O candidato que as sondagens apontam como favorito para líder dos trabalhistas afirmou que a guerra no Iraque foi "ilegal" e que Tony Blair, então primeiro-ministro, pode ser julgado por "crime de guerra"

Quando perguntaram a Jeremy Corbyn - que as sondagens apontam como favorito na sucessão a Ed Miliband, como líder do Partido Trabalhista (Labour Party) inglês - se Tony Blair, ex-primeiro-ministro trabalhista, deveria ser julgado pelo seu papel na Guerra do Iraque, este respondeu: "Se ele tiver cometido um crime de guerra? Sim."

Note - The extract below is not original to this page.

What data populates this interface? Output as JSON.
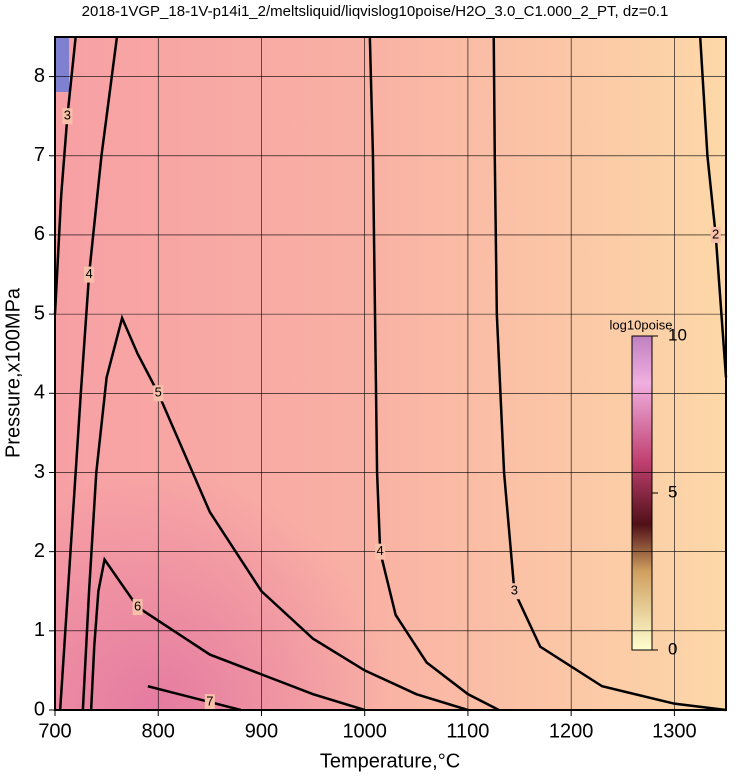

A pergunta foi feita durante uma entrevista num noticiário da BBC, esta terça-feira. A Corbyn, ativista antiausteridade, membro da Amnistia Internacional e militante da ala mais à esquerda do Partido Trabalhista, a jornalista perguntou ainda se achava que Blair havia cometido um crime de guerra. Corbyn, de 66 anos, respondeu que a guerra do Iraque foi "ilegal" e que era possível que o próprio ex-primeiro-ministro Blair - um dos líderes da coligação encabeçada pelos EUA, então de George W. Bush - fosse julgado.

Corbyn, que lidera a corrida em que também participam Yvette Cooper, Andy Burnham e Liz Kendall, foi um crítico acérrimo da invasão ao Iraque e, nesse ano de 2003, organizou um dos mais veementes protestos anti-guerra.

O candidato a sucessor de Ed Miliband, que se demitiu na sequência de uma pesada derrota nas últimas eleições legislativas do Reino Unido, fez ainda referência, por diversas vezes, ao relatório Chilcot, uma investigação liderada por Sir John Chilcot sobre a guerra que, embora terminada em 2011, ainda não foi publicada. Corbyn afirmou esperar que o relatório saísse "em breve".